In other words, if an ATF agent were to ask me why I bought some particularly firearm, and I answered, "I bought it for a friend. We're going to PPT through a dealer, legally, though, because CA law stipulates I can't PPT legally without doing so," the short story is I'm going to have a problem. Because even if I PPT through a dealer legally, I bought the firearm for someone else. That's no bueno.

If you purchase a firearm and transfer via an FFL to a subsequent non-prohibited person no straw purchase takes place. The purpose of the straw-purchase prohibition is to prevent illegal transfer, not prevent legal ones at an FFL.

Suppose I lived in Montana, and you asked me to purchase a firearm for you (and you are not a prohibited person). I buy the firearm with my money at an FFL, filling out the 4473. I then PPT to you (no FFL work needed there), and you pay me for the firearm. This would not be an illegal transfer, but it could be seen as a straw purchase because I did not purchase the firearm for myself. I purchased it for you.

Had I just purchased it, maybe gave it a run, and found out I didn't like it, I could PPT to you legally without issue (in a short time frame, mind you), because I didn't buy it for you.

Mstrty
11-02-2009, 8:48 PM
You're missing the point of the above bolded section; for a straw purchase to take place either the subsequent owner is a prohibited person and can't purchase via an FFL so enlists the aid of a non-prohibited straw purchaser, OR the subsequent owner is a non-prohibited person that utilizes another non-prohibited straw purchaser to purchase the firearm for him and illegally transfer it to him.

If you purchase a firearm and transfer via an FFL to a subsequent non-prohibited person no straw purchase takes place. The purpose of the straw-purchase prohibition is to prevent illegal transfer, not prevent legal ones at an FFL.

None of this ^^ has nothing to do with this post. Were not talking about transferring anything without a 4473 and a 10 day wait. We are only discussing the length of time between the original sale to a LEO and the buyer through a PPT. and also discussing intent. If I was a LEO I would argue that I could with intent to buy a gun and own it for a very short time (10 seconds) I could then legally sell it with all the proper PPT documents filled out buy the buyer and a 10 day wait.
If what I am claiming is true and legal then why are not LEO's helping us out. there is money to be made. hypothetically of course. Or they are and I just dont know the secret handshake.:)

CHS
11-02-2009, 9:16 PM
In other words, if an ATF agent were to ask me why I bought some particularly firearm, and I answered, "I bought it for a friend. We're going to PPT through a dealer, legally, though, because CA law stipulates I can't PPT legally without doing so," the short story is I'm going to have a problem. Because even if I PPT through a dealer legally, I bought the firearm for someone else. That's no bueno.

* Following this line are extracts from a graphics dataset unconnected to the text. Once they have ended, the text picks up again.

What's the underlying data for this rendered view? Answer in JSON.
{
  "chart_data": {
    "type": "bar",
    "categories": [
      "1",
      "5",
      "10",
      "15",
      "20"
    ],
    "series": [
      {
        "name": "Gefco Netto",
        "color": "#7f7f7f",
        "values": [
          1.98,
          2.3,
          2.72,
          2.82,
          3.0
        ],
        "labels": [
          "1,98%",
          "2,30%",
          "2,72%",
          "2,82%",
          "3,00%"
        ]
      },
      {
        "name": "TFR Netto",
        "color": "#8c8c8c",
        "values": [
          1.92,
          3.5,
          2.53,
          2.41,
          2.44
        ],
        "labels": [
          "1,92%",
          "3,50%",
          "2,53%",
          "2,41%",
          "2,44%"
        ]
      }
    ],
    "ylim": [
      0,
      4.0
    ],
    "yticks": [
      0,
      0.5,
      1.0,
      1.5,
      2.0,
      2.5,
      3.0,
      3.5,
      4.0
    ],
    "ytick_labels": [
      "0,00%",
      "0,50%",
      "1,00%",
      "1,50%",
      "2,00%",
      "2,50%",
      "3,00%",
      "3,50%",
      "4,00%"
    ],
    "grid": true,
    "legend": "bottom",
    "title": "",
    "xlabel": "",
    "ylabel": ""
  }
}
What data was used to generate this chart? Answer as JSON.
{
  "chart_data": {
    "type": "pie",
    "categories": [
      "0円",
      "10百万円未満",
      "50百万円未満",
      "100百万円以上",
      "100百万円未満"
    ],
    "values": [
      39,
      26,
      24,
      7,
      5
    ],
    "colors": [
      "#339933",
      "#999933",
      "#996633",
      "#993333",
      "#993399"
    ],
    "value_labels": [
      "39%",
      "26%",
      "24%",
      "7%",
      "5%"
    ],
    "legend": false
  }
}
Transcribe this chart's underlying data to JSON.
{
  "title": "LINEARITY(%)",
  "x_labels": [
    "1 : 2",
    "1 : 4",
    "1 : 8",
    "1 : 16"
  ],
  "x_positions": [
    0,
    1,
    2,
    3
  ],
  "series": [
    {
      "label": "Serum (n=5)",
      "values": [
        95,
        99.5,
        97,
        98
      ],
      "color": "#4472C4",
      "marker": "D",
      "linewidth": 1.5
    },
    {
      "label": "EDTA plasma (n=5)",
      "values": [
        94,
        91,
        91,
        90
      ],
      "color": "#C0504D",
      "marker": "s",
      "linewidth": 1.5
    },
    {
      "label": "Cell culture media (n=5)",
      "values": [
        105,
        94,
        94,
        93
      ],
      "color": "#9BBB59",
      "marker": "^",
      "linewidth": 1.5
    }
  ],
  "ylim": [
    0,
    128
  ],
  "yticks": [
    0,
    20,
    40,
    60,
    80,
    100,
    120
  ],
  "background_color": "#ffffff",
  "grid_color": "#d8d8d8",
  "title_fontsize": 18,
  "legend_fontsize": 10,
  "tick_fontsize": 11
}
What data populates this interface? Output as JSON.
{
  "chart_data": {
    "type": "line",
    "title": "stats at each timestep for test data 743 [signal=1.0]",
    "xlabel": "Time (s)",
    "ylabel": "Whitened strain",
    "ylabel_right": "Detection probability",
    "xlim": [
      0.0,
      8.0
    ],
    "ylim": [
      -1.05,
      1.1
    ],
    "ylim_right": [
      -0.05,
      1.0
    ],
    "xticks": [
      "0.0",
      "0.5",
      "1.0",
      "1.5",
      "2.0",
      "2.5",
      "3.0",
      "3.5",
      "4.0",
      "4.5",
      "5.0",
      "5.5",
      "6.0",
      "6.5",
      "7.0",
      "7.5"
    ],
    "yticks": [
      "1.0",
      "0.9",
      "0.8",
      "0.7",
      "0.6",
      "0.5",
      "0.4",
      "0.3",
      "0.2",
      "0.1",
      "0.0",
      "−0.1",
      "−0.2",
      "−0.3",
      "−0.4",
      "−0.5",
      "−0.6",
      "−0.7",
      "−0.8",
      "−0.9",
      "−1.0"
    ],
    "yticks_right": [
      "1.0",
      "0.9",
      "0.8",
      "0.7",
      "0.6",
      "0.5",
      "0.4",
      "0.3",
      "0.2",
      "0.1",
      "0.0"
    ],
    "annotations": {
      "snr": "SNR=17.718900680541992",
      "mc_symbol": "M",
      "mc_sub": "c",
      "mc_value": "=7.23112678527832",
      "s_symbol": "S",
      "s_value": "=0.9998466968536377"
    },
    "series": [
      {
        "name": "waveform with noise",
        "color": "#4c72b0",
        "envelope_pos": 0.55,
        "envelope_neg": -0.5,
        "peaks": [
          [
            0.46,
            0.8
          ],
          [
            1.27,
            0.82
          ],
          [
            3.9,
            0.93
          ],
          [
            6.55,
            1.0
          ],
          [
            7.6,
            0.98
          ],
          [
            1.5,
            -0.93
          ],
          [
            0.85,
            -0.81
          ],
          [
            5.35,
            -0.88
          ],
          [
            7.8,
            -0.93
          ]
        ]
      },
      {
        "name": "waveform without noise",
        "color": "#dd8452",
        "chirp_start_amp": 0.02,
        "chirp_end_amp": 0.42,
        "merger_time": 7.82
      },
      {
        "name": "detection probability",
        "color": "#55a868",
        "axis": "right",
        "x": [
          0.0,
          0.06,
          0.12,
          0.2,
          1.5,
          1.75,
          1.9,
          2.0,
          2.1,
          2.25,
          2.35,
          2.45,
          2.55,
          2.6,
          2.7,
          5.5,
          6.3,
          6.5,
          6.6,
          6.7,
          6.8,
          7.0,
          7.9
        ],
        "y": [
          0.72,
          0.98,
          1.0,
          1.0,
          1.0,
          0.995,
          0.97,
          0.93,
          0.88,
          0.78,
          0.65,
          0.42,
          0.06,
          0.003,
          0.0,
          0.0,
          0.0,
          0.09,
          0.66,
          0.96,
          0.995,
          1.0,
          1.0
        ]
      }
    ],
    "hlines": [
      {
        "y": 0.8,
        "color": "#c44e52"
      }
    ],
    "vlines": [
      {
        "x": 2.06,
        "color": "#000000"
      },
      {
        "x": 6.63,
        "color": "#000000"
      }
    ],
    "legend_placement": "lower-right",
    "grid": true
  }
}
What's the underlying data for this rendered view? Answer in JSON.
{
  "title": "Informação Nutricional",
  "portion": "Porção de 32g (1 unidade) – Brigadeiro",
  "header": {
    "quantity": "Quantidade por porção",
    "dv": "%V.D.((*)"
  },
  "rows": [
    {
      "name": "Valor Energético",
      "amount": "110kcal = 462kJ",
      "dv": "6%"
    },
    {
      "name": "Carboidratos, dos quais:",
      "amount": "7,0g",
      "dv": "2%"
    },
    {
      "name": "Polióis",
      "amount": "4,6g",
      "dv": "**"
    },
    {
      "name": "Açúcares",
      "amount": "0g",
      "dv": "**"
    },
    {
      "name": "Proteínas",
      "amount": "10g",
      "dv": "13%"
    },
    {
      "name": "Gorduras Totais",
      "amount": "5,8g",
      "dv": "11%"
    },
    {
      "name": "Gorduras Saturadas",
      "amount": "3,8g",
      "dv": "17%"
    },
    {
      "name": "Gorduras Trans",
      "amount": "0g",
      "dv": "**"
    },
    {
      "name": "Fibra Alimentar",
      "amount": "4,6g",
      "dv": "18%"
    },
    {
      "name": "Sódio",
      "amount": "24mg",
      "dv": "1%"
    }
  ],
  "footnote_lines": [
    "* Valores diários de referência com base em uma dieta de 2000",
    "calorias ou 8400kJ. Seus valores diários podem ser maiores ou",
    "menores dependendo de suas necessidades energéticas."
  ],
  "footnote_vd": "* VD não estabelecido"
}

Unless you say "I bought it for a friend as a gift."

Then you would have absolutely no issues whatsoever.

TwitchALot
11-02-2009, 9:30 PM
Unless you say "I bought it for a friend as a gift."

Then you would have absolutely no issues whatsoever.

Well, if it actually is a gift. In any case, this more of a matter of technicality than practicality. Although the government can make your life miserable even if you're innocent, the burden of proof of intent lies on the ATF. In reality, many of the laws we have are difficult, if not impossible, to enforce, making the odds of getting caught slim to none. That doesn't make it legal, though.